E’ una delle misure più discusse fra quelle inserite in Legge di Bilancio, e con ogni probabilità è anche fra quelle che saranno soggette a modifiche nel corso dell’iter parlamentare della manovra: sull’Opzione Donna c’è la disponibilità del Governo a rivedere la formulazione 2023 approvata nel ddl della Manovra, anche in considerazione delle critiche arrivate da più parti, sindacati in primis.
Le ipotesi sono molteplici: dall’abolizione dello sconto anagrafico legato al numero di figli al ritorno ai precedenti requisiti, passando per un periodo transitorio con le vecchie regole prima di adottare la nuova platea ristretta alle sole categorie più svantaggiate.
Requisiti Opzione Donna 2022 e 2023 a confronto
L’Opzione Donna 2022 prevede 35 anni di contributi e 58 o 59 anni di età, rispettivamente per lavoratrici dipendenti e autonome; entrambi requisiti da maturare entro il 31 dicembre 2021. In tutti i casi è previsto il ricalcolo contributivo della pensione.

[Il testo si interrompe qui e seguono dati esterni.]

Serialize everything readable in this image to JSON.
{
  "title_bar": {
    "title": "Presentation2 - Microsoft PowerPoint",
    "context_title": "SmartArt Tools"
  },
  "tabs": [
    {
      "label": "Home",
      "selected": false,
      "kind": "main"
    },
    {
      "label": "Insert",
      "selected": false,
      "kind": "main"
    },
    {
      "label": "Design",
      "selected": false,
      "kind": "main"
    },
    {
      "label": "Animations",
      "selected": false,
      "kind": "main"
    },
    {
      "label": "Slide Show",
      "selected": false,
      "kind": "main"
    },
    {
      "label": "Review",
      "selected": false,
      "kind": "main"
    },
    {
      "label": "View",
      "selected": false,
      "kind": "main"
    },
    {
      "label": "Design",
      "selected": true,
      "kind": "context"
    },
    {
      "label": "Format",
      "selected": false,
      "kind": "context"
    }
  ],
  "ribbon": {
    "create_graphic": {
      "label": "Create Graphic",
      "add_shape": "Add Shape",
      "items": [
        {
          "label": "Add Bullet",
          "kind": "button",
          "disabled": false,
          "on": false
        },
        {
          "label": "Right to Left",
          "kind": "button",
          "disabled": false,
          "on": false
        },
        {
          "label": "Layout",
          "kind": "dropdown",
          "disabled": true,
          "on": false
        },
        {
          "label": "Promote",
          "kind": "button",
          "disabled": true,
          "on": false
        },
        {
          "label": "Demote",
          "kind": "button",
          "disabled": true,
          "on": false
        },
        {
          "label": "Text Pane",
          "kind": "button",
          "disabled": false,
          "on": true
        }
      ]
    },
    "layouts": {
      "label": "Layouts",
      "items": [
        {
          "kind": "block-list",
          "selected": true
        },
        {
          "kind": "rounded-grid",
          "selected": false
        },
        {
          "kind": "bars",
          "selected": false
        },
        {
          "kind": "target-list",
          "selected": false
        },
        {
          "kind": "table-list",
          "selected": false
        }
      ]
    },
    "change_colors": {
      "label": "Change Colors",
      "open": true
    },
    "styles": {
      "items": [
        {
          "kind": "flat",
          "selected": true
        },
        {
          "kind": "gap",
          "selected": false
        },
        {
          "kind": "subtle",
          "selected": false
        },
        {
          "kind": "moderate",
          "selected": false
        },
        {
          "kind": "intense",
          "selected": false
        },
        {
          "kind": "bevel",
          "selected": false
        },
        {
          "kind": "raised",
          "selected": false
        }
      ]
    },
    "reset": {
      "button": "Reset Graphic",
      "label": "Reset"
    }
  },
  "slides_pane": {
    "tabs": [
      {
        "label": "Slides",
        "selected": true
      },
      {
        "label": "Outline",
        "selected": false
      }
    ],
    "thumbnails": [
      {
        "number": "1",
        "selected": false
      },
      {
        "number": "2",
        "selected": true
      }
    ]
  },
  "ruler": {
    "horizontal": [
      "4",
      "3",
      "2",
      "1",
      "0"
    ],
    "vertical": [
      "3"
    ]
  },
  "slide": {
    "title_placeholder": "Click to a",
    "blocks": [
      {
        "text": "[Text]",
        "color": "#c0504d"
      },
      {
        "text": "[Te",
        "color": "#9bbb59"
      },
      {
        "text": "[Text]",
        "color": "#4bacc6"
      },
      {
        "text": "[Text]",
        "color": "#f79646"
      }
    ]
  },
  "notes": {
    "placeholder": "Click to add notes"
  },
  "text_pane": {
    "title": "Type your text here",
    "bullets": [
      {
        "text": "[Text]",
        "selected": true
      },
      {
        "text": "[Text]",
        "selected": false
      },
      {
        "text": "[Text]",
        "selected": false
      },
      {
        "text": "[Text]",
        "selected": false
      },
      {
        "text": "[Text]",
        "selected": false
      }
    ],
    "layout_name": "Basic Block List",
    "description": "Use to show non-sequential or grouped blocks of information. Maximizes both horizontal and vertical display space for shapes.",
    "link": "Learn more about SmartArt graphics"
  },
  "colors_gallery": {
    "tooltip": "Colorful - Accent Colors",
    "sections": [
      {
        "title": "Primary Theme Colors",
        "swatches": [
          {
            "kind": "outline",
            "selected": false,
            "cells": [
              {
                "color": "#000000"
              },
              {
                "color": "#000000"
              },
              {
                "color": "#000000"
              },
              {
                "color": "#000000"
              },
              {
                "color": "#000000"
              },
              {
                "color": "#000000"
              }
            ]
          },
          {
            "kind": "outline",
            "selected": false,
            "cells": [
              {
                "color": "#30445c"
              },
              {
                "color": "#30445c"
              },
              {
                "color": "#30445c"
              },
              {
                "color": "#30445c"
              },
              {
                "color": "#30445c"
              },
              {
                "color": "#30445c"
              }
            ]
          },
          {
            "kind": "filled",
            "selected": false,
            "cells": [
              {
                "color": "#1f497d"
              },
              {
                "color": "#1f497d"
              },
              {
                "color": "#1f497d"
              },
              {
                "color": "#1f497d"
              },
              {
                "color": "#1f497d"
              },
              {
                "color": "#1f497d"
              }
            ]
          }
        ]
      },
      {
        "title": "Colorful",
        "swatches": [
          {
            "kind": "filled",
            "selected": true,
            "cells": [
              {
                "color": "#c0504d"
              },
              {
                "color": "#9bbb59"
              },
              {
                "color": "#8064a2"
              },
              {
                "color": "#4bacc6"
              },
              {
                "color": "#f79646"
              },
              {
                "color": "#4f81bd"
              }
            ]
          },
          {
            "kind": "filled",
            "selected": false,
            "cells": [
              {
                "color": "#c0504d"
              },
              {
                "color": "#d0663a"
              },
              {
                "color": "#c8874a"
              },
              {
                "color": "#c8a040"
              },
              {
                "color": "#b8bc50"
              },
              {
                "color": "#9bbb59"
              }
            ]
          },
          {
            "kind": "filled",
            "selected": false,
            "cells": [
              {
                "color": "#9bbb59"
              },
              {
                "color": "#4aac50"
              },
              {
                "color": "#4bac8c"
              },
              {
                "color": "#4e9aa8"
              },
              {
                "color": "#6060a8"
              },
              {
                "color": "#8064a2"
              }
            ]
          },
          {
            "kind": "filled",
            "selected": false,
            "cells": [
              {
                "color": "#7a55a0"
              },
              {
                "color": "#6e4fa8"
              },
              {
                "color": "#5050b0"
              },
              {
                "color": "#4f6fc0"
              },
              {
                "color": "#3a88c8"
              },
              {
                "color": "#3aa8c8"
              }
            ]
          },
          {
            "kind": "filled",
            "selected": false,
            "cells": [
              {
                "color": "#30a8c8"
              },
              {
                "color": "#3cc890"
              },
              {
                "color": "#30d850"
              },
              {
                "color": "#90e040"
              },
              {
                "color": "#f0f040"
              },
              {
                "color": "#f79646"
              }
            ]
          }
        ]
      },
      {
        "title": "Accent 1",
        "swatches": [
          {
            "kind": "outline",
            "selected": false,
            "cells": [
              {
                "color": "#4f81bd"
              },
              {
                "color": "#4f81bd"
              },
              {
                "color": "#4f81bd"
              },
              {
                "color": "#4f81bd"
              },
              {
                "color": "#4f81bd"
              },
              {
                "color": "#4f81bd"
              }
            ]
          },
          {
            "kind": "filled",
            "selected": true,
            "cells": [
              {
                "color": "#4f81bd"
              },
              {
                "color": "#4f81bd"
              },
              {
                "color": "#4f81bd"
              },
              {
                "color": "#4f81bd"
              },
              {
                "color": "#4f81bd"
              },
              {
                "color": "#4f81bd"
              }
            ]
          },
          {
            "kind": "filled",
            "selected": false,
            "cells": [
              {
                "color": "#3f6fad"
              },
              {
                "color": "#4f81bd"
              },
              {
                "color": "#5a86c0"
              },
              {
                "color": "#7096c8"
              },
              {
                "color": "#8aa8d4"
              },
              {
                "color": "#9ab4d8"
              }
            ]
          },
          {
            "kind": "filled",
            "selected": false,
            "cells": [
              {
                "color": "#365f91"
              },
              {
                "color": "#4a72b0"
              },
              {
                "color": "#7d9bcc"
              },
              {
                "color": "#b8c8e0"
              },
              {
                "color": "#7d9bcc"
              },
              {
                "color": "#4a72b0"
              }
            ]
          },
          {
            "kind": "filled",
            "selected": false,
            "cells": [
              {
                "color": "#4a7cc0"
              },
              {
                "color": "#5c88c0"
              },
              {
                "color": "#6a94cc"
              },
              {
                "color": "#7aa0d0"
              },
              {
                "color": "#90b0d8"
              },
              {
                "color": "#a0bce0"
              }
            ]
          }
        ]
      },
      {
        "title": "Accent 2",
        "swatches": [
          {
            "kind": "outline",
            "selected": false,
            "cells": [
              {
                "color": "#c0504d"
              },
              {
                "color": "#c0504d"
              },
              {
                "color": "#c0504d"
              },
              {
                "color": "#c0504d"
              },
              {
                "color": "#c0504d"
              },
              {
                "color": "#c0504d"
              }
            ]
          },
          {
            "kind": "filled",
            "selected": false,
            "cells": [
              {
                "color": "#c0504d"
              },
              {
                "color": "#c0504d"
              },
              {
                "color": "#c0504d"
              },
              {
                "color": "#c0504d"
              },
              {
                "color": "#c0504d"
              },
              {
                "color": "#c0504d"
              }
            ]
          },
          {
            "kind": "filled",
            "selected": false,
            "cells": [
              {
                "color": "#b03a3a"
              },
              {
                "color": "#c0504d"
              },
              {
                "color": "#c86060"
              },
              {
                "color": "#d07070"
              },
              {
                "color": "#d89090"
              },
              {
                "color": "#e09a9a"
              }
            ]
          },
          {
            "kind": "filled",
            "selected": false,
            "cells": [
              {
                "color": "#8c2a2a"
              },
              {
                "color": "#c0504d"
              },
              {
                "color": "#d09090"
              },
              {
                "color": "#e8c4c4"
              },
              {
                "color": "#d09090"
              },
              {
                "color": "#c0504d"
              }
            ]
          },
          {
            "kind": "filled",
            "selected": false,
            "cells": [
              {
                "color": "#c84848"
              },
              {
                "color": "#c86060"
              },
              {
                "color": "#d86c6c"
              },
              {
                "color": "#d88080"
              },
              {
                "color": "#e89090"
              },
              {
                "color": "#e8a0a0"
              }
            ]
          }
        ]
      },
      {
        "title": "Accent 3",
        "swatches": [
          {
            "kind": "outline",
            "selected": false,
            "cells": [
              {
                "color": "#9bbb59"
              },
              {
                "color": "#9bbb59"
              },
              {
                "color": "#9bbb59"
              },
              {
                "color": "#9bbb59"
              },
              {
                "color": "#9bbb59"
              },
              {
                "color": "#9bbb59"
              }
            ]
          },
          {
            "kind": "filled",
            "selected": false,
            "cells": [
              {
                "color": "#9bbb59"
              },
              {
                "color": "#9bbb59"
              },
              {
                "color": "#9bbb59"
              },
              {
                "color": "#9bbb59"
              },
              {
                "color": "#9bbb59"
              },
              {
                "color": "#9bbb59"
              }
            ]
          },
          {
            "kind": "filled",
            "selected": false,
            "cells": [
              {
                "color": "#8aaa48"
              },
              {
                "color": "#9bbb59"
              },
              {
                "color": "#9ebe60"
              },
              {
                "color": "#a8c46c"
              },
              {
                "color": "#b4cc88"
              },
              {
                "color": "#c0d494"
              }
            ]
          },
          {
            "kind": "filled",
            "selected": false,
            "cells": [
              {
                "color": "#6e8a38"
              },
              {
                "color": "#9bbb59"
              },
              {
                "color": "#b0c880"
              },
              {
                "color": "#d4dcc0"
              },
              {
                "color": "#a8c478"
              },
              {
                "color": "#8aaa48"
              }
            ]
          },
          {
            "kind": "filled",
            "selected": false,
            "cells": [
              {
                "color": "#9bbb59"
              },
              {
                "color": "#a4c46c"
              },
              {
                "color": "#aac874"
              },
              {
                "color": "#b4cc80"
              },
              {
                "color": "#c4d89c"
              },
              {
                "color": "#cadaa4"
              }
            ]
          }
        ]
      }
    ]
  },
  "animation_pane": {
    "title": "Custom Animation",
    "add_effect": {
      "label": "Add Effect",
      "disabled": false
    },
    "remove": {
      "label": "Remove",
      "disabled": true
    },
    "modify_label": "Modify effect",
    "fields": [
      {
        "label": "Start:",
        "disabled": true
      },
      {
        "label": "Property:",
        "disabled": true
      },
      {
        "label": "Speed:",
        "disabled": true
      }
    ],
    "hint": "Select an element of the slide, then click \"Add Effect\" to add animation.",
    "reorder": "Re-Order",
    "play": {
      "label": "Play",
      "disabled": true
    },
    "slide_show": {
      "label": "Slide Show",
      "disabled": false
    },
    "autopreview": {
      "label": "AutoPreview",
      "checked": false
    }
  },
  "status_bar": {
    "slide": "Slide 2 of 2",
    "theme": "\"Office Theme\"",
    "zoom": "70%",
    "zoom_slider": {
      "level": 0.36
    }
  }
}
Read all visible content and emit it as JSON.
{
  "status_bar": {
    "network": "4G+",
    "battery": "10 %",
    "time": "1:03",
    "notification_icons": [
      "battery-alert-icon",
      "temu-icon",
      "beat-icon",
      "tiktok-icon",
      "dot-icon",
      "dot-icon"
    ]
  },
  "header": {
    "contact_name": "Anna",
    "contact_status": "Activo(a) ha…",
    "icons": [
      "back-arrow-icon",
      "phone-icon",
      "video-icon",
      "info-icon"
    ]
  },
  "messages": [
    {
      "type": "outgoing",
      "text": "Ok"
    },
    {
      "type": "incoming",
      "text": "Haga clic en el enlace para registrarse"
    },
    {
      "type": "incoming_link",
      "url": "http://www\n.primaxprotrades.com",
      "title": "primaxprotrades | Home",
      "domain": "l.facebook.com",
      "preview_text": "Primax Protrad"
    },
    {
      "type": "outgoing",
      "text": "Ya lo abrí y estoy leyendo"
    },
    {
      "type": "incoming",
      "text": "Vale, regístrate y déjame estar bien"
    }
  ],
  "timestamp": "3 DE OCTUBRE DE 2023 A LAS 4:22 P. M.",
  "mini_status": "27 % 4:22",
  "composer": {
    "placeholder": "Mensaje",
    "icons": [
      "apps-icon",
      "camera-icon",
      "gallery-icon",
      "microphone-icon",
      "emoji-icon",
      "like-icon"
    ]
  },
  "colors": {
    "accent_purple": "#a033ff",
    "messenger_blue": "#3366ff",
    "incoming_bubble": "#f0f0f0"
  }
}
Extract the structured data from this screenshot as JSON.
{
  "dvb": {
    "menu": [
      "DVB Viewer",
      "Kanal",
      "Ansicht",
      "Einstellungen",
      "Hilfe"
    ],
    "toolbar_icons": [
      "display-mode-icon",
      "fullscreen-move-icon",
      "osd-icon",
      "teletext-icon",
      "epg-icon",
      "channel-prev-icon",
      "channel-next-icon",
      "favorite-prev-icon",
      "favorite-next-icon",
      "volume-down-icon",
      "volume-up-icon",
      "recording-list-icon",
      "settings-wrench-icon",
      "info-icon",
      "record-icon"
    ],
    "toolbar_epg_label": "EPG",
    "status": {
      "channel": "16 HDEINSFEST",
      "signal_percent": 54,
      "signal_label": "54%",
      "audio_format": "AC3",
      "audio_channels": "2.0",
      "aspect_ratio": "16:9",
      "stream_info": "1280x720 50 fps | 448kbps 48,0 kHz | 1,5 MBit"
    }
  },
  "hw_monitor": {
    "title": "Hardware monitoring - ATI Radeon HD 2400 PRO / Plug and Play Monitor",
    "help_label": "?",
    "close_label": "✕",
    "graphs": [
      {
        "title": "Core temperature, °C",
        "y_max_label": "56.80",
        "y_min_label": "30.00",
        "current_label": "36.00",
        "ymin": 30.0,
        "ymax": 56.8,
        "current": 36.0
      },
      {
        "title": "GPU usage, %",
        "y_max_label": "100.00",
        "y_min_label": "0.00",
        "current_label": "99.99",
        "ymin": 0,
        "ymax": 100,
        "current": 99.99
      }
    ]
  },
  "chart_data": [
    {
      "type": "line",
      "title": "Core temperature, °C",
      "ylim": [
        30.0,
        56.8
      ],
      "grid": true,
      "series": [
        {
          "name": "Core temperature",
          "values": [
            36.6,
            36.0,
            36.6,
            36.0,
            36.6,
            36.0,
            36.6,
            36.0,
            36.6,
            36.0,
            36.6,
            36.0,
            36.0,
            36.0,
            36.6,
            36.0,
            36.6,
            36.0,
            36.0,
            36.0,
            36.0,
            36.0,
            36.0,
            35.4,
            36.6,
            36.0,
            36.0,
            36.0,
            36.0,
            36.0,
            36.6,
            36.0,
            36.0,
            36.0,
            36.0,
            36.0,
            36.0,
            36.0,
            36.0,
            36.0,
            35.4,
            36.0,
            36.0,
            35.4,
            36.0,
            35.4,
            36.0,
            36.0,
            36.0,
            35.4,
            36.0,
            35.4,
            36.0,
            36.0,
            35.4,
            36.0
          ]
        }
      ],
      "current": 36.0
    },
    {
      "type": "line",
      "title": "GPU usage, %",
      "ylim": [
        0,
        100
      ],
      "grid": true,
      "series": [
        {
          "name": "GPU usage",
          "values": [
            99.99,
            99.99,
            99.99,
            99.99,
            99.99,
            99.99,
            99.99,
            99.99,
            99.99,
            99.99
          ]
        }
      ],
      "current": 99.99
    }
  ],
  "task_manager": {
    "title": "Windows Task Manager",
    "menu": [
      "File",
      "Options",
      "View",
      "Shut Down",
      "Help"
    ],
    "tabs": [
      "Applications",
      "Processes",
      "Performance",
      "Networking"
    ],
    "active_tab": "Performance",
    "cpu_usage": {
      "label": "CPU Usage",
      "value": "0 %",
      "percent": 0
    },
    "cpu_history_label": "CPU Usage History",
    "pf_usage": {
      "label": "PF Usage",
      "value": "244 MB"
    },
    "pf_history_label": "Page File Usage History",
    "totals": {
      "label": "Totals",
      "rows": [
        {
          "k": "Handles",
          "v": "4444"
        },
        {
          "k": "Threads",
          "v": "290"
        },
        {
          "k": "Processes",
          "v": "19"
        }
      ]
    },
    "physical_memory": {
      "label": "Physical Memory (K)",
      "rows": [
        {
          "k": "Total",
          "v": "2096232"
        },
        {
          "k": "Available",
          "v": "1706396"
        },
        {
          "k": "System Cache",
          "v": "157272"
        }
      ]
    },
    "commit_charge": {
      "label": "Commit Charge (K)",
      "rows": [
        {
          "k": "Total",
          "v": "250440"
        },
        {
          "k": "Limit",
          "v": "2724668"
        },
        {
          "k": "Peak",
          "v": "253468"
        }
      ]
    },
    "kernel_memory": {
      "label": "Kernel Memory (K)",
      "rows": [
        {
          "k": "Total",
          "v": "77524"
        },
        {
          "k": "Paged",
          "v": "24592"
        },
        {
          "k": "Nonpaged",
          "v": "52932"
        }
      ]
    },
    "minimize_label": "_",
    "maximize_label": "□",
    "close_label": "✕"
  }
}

Il rinnovo 2023 della misura inserita in Manovra 2023, non è una proroga di questa formula ma una versione “riveduta e corretta”, che prevede i seguenti requisiti:
- 35 anni di contributi versati entro il 31 dicembre 2022;
- 60 anni compiuti entro il 2022, uno in meno per ogni figlio fino a un massimo di due (uscita a 58 anni con almeno due figli);
- appartenenza, in alternativa, ad una delle casistiche ammesse tra quella delle caregiver familiari, delle disabili al 74%, delle licenziate o dipendenti da imprese per le quali è attivo un tavolo di confronto per la gestione della crisi aziendale (in questo caso, il requisito di età è 58 anni), con specifici paletti per ciascuna di queste fattispecie;
- ricalcolo contributivo della pensione.
Le critiche dei sindacati
I punti deboli della Manovra sul capitolo pensioni sono state illustrate nel corso delle audizioni in commissione Bilancio e ribadite nel vertice del 7 dicembre con il Governo. Sull’Opzione Donna sono tutte le sigle sono contrarie, con opposizione condivisa all’introduzione di paletti che restringono la platea a poche lavoratrici e che avvicinano lo strumento all’APE Sociale (alcuni requisiti sono gli stessi).
SI differenziano invece le richieste dei tre sindacati confederali, che riportiamo in sintesi.
- Cgil: le modifiche rendono la misura «iniqua, discriminatoria e totalmente inutile quanto a impatto reale». «Nonostante Opzione Donna preveda il ricalcolo totalmente contributivo dell’assegno pensionistico – e costituisca, quindi, solo un anticipo di cassa senza alcun costo aggiuntivo per il bilancio previdenziale – si è deciso un intervento così radicale da determinare lo svuotamento della platea che sarà, di fatto, limitata a meno di un migliaio di lavoratrici nel prossimo anno».
- Cisl: non condivide «la formulazione contenuta nel ddl bilancio dei requisiti per l’accesso alla pensione “opzione donna” né le condizionalità introdotte». E chiede , quindi, il ripristino della pensione opzione donna, senza alcuna condizionalità, all’originaria età di 58anni (59 per le lavoratrici autonome) con 35 anni di contributi.
- Uil: la proroga con l’inasprimento dei requisiti è considerata «sbagliata», la richiesta è di maggiorazioni contributive per le lavoratrici con figli, una piena valorizzazione previdenziale dei periodi di cura, una maggiore flessibilità di accesso alla pensione che non comporti alcuna penalizzazione.
Il dibattito politico
Le certezze si avranno solo quando gli emendamenti saranno approvati. Nel frattempo, il Governo sembra orientato a eliminare la riduzione anagrafica per donne con figli, mentre sul resto il dibattito è ancora aperto. Per compensare la limitazione della platea a determinate categorie di lavoratrici, spuntano varie ipotesi volte ad una proroga “breve” delle vecchie regole ma il dibattito è in divenire. Per le modifiche si dovrà attendere l’iter parlamentare di conversione.